According to the CDC, if you are fully vaccinated, you can resume activities that you did prior to the pandemic – without wearing a mask or physically distancing, except where required by rules and regulations, including local business and workplace guidance. If you haven’t been vaccinated yet, you can find a vaccine.  See the FAQS at kcmo.gov.

  • Legal Aid of Western Missouri can provide free civil legal services to low-income and vulnerable people who live in Jackson CTY MO. Interested individuals can call 816-474-6750 to apply.
  • Monday Meets: 4 PM, Online event. Hosted by The Willow Domestic Violence Center open to everyone on Facebook Live.
  • MON, June 28th, Noon, No More Excuses Coalition Meeting at the Mohart Center Auditorium, 3200 Wayne, 64109. No Excuses Coalition will meet every 1st & 4th Monday of each month.
  • MON, June 28th, 6 PM Event by Corey’s Network, Inc., Open to anyone. They meet to educate the survivors of homicide on topics that will help ease the stress of losing a loved one. For those who can’t attend the in person sessions, there will be an online link published on Facebook shortly before the meeting starts. In person meet at The City House Meeting Room 2, 14300 E US Highway 40, Kansas City, MO. You may enter the building at the doors to Joy Coffee. Someone will be available to let you in the doors, or you may text 816-834-9161 when you arrive.
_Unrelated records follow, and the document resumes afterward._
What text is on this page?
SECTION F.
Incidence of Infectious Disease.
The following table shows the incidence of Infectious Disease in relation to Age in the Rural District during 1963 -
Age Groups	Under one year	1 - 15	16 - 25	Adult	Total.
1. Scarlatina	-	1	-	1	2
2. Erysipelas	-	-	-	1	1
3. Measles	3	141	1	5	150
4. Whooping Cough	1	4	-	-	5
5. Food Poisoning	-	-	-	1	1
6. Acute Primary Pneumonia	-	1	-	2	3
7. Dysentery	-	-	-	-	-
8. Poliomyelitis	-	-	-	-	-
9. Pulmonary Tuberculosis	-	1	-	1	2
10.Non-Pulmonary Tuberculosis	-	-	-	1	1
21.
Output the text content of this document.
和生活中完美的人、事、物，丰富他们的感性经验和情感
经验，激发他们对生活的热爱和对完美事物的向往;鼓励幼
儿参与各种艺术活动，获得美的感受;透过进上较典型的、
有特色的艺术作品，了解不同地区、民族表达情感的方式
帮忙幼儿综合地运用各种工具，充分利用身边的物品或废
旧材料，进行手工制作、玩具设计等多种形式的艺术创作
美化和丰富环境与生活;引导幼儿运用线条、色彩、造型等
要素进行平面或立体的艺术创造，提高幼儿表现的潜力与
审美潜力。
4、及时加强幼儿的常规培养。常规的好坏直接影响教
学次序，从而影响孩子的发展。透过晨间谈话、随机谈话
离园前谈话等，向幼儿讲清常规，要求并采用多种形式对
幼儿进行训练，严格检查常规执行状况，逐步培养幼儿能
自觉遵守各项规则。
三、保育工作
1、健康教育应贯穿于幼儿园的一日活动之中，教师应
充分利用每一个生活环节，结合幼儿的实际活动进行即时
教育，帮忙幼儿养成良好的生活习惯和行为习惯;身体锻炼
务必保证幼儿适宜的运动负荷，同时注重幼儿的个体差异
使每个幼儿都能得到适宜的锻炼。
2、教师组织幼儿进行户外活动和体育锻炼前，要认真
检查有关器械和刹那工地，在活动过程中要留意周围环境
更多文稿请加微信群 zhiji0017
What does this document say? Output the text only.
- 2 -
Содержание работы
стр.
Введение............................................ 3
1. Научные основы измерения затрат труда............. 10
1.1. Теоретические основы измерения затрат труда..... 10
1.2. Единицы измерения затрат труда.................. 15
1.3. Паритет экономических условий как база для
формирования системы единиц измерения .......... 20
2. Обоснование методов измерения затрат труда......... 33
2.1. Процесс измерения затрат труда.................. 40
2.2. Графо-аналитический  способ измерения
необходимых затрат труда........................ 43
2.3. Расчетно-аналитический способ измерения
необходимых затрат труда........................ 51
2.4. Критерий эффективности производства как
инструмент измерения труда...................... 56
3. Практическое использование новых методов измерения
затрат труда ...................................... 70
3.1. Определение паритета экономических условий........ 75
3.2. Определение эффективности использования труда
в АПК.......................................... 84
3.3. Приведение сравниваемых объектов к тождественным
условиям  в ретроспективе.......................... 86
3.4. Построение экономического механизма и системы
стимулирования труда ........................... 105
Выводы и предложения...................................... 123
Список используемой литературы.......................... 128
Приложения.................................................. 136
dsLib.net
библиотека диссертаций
  • THURS, July 1, 6 PM, The Age of Hate: A Candid Discussion with Daryle Lamont Jenkins. This is an online event hosted by ACLU of Missouri and others.  Daryle Lamont Jenkins began tracking hate groups in the United States well before the insurrection at the capitol. You can join to discuss hate groups.   See on Facebook.
  • A list of services, meals, and hot lines are available at blogspot.com.  The list is updated daily.

Please take care of yourselves and others. The Covid-19 pandemic has brought into sharp focus the need for health care reforms that promote universal access to affordable care.  COVID-19 has devastated the U.S. prison and jail population.